From Scheffer (2005).

The changes in marine ecosystems due to over fishing is often called fishing down the marine food web. As top predators are removed by fishing, fishers target smaller fish lower in the food web, reducing their numbers. This reduces the average trophic level of the food web. Trophic levels are based on the food eaten at that level. Level 1 includes phytoplankton, level 2 includes zooplankton, level 3 includes bait fish, etc.


Fishing down the marine food web. After the large fish at the top of the food web are fished out, fisheries go after smaller fish and invertebrates at lower levels in the food web while their trawling destroys animals and plants on the sea floor. Time increases toward the right along the blue arrow. Scale on the right gives the trophic level in the food web.
From Pauly (2003).

Scripps Institution of Oceanography graduate student Loren McClenachan studied historical photographs spanning more than five decades that she collected from Florida. The study showed a drastic decline of so-called "trophy fish" from Key West.

historical photographs from Florida documend the changes in size of top predator fish
Photographs showing trophy fish caught on Key West charter boats a) 1957, b) early 1980s, and c) 2007.
From Scripps Institution of Oceanography. Historical Photographs Expose Decline in Florida's Reef Fish, New Scripps Study Finds.

References

Armbrust, E. V. (2009). The life of diatoms in the world's oceans. Nature 459 (7244): 185–192.

Berger, W. (1976). Biogenous deep-sea sediments: production, preservation and interpretation. In J.P. Riley, R. Chester (eds.), Treatise on Chemical Oceanography. Academic Press, London, pp. 265-388.

Pauly, Daniel (2003). Ecosystem impacts of the world's marine fisheries. Global Change Newsletter, 55, page 21.
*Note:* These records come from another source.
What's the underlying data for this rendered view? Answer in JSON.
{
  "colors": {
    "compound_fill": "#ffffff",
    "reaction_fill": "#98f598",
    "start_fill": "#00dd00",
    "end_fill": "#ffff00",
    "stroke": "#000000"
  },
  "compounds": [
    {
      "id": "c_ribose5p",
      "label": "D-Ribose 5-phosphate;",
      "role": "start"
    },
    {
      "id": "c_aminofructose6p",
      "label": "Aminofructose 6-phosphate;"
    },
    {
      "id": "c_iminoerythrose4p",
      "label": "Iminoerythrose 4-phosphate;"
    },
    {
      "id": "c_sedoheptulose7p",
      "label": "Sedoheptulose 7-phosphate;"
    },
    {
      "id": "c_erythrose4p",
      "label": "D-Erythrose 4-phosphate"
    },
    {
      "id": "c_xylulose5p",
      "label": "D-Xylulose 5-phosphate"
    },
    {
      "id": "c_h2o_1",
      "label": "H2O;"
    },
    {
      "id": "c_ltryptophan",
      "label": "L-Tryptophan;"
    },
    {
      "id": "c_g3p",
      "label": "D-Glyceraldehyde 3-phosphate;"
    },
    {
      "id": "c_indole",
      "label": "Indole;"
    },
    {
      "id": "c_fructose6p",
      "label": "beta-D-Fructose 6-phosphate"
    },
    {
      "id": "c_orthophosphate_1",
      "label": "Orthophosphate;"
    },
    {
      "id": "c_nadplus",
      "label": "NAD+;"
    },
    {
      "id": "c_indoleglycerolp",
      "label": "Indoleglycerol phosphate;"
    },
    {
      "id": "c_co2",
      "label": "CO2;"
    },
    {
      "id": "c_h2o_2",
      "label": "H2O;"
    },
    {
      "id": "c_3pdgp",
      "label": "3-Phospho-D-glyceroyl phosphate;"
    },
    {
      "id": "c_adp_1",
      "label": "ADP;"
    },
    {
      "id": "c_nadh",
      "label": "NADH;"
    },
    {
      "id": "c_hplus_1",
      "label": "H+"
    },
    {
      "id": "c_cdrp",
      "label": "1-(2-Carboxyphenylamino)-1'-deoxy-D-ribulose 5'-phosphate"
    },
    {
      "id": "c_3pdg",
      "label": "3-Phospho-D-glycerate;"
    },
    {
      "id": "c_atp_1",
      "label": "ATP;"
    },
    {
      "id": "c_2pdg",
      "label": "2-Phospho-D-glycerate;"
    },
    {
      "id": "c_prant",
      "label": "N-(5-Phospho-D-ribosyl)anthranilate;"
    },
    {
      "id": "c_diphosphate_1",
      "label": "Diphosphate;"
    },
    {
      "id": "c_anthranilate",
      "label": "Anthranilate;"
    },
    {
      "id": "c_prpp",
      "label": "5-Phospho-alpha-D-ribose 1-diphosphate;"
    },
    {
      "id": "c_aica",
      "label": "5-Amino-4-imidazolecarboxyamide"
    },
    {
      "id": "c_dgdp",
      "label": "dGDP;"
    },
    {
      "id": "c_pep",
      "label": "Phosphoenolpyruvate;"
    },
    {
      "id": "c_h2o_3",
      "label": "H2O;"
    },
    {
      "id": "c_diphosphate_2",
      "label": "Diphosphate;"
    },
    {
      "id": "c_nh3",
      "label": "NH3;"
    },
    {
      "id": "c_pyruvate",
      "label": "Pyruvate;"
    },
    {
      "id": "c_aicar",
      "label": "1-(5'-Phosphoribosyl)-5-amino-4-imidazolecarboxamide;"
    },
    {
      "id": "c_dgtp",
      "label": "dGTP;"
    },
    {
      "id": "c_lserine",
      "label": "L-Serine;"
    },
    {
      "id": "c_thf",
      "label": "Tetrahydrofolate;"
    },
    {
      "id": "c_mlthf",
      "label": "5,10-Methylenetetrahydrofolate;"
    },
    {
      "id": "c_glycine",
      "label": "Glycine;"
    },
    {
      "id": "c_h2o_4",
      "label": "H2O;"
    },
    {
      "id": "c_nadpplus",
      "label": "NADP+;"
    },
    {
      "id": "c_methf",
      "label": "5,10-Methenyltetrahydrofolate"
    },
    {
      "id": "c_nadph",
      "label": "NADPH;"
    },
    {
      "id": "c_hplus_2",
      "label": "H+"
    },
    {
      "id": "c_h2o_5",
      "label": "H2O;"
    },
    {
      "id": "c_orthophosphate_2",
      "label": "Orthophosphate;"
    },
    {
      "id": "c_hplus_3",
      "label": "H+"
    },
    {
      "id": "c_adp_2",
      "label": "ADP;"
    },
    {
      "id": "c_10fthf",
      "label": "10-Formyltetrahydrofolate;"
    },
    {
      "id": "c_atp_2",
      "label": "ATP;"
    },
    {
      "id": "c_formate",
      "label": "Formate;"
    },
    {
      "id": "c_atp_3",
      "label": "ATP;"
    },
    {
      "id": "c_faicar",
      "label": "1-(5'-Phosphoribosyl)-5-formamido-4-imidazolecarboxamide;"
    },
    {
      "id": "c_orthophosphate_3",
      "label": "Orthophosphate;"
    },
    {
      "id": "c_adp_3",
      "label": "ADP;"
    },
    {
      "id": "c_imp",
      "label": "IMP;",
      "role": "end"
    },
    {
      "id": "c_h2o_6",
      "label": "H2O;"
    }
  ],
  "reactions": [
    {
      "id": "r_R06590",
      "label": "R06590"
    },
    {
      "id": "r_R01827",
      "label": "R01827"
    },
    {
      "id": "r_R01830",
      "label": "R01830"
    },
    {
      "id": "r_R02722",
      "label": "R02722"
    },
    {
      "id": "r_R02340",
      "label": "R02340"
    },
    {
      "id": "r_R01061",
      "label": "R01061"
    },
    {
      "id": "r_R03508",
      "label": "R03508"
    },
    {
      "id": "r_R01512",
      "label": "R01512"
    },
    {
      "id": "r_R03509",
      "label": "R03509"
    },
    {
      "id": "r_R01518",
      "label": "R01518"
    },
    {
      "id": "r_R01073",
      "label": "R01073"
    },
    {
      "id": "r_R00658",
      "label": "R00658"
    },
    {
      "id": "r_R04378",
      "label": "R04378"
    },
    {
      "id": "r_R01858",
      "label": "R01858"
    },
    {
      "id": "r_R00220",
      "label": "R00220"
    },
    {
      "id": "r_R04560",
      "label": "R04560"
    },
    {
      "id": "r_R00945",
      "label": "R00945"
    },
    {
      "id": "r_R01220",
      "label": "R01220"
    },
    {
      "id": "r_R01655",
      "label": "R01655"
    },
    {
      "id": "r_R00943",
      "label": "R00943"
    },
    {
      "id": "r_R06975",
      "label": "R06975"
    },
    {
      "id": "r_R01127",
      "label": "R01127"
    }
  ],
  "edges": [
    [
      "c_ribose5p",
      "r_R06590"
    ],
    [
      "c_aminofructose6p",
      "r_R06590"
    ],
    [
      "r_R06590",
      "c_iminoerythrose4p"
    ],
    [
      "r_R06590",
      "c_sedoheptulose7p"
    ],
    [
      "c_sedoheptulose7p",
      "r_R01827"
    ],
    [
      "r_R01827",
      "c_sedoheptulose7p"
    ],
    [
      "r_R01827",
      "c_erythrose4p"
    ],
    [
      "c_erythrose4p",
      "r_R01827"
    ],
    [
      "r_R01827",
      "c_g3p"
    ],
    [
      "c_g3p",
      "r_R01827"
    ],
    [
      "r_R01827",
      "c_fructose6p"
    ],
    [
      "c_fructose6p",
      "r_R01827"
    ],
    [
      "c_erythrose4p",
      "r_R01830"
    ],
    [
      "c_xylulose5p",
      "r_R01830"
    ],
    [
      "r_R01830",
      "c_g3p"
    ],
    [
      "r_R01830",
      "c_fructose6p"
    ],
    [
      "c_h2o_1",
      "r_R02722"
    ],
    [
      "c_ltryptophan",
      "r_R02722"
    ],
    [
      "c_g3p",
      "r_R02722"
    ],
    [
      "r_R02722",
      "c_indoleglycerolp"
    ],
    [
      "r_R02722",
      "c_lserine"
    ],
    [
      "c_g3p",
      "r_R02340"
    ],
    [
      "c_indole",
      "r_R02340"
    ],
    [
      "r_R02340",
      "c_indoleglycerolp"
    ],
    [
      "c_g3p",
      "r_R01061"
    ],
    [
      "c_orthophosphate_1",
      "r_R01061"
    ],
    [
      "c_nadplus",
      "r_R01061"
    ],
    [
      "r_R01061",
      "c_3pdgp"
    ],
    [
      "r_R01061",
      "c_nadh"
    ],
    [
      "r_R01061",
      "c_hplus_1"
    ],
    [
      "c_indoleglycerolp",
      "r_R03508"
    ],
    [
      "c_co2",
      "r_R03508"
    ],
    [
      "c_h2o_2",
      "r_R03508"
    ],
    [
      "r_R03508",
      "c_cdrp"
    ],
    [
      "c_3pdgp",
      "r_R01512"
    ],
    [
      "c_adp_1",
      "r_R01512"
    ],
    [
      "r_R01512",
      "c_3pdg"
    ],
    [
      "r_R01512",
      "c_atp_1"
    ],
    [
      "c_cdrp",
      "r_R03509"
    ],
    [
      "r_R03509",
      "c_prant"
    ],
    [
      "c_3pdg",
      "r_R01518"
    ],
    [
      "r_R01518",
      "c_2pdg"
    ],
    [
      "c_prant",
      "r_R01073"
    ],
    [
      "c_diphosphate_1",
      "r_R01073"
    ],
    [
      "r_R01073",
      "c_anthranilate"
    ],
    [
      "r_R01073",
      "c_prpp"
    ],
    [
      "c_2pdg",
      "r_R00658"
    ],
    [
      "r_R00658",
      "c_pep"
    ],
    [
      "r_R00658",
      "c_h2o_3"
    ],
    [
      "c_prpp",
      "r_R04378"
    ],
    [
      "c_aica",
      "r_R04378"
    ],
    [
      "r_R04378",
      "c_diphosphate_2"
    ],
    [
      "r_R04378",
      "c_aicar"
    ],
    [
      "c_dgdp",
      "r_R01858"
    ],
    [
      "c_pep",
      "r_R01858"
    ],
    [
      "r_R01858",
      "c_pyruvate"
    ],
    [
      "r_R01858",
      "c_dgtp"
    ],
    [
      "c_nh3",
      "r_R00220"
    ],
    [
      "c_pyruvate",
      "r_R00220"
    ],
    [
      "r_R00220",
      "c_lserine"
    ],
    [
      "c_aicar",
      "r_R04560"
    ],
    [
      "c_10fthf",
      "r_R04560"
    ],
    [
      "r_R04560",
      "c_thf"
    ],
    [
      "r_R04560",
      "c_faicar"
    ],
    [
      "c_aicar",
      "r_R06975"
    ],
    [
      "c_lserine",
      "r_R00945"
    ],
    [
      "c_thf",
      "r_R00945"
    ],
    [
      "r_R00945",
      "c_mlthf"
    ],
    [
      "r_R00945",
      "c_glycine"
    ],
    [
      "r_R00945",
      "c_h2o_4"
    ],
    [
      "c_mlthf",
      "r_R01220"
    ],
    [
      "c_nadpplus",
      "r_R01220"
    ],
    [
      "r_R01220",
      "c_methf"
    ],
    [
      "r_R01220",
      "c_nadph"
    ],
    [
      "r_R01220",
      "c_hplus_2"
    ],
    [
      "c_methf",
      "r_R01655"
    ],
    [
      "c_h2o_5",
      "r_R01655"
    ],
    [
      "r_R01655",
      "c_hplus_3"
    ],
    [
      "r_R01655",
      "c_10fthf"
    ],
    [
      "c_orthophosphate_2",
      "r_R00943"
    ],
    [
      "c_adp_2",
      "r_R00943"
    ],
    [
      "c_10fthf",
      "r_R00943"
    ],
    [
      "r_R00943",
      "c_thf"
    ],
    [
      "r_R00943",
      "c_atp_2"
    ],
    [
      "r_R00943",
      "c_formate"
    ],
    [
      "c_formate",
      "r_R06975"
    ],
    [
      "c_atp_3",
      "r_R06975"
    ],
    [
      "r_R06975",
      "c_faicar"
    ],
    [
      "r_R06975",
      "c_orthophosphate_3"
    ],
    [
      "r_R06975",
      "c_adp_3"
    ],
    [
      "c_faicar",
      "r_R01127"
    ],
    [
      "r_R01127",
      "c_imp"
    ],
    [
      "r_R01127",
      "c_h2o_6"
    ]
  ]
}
Scheffer, M., S. Carpenter, et al. (2005). Cascading effects of overfishing marine systems. Trends in Ecology & Evolution 20(11): 579-581.
Profound indirect ecosystem effects of overfishing have been shown for coastal systems such as coral reefs and kelp forests. A new study from the ecosystem off the Canadian east coast now reveals that the elimination of large predatory fish can also cause marked cascading effects on the pelagic food web. Overall, the view emerges that, in a range of marine ecosystems, the effects of fisheries extend well beyond the collapse of fish exploited stocks.